Thursday, 22 September 2011

crafts and the way people relate to objects

Kevin Murray gave one of the keynote papers at the Making Futures conference last week. a very entertaining speaker he encouraged us to question the way we relate to physical objects. In the great hall at Dartington with the oak lectern he looks rather like a preacher but the sermon was anything but dry.

We started by looking at tram conductors in Melbourne who used to give tickets to passengers. The ticket had a meaning and was also connected to a personal interaction between conductor and passenger. The conductors were much loved and avoided being replaced by automatic ticket machines by several high profile public campaigns to save them, though despite overwhelming public support they were done away with in the end.

We then considered other objects of meaning, in many cultures charms have great significance. The Japanese will give a charm which brings luck and again creates a powerful connection between  the giver and receiver. Perhaps our last strong example of this embedded meaning in objects is the wedding ring. Kevin recomended Stuart Walker's work on environmental design, particularly the discussion of the way in which surfaces age, either beautifully (wood or natural materials) or not beautifully (an ipod) If we want to design for sustainability we should make objects that last and remain in use. If we can embed meaning into the objects, as with charms, wedding rings or special gifts then they are less likely to be discarded.
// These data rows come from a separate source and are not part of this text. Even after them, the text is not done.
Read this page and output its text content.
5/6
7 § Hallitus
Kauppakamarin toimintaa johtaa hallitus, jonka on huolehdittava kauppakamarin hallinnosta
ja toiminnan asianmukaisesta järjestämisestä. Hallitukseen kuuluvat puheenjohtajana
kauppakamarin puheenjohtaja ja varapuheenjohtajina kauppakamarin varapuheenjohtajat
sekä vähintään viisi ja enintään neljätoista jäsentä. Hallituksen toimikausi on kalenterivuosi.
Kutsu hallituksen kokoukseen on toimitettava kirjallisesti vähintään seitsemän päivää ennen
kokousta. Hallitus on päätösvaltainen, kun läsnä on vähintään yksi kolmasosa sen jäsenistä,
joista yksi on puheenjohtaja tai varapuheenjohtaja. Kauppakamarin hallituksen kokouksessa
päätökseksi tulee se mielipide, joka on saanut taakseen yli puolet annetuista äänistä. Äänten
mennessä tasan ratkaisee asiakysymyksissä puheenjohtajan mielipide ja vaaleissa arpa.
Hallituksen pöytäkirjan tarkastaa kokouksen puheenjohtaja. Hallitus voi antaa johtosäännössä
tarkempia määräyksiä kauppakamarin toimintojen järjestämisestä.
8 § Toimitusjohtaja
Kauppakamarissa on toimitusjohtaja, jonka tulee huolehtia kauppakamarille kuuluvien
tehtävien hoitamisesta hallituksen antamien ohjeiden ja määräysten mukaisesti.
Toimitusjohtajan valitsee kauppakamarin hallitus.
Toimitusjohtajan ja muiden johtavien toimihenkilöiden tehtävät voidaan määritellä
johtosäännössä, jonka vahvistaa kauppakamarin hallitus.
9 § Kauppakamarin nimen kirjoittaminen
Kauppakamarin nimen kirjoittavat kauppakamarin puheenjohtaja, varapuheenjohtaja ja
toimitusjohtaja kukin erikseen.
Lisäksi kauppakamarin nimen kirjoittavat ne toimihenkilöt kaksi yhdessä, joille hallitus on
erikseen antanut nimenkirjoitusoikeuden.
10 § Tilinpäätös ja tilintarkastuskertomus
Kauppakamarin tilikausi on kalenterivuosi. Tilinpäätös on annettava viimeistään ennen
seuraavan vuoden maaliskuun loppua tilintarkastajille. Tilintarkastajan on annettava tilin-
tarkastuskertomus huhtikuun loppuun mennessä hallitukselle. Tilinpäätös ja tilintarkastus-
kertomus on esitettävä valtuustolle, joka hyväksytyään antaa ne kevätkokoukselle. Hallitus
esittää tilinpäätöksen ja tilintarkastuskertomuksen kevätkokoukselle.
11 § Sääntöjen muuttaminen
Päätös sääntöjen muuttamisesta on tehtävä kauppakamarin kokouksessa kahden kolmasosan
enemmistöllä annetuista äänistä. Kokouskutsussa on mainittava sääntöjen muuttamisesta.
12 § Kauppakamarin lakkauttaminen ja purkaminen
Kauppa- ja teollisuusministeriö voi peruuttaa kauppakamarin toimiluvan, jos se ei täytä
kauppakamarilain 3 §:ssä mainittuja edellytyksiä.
Final thought it is perhaps the distance between maker and user of objects that allows us to become complicit in an exploitative supply chain which we would not condone if it was closer or more visible eg Iphone. Crafts can re-establish a covenant between maker and user and endow objects with meaning.

Alastaire Fuad-Luke had a related message, "re-crafting capitalism"

His argument was based around a broader understanding of "capital". He used Jonathan Porritt's 5 capital's
  • natural capital
  • human capital
  • social capital
  • manufactured capital
  • financial capital
He pointed out that we pay rather more than our fair share of attention to financial capital or GDP   and whilst natural capital has risen up the agenda a little we need to pay more attention to social capital. That is the value of our relationships and communities which allow us to enjoy and maintain health, knowledge, skills and motivation better than if working in isolation.

Craft can help us build social capital (or strengthen our communities) He gave a nice example of craft project that was doing this. "give fleece a chance"  involved 70 knitters making 250 small sheep from local fleece, connecting local wool users with wool producers. From the project has grown an online wool directory locally and a great deal of interest in running similar projects to reconnect with locally sourced wool around the country.

This short film tells the story.

"Give Fleece A Chance" 2010 from Brent Zillwood on Vimeo.


  1. Ah, now I can put a face to the name. I was at that conference too, on the Thursday and there were certainly many interesting viewpoints to consider. I enjoy reading your informative and thought-provoking blog.

  2. Thanks for the comment, always nice to get feedback and know folks are reading it.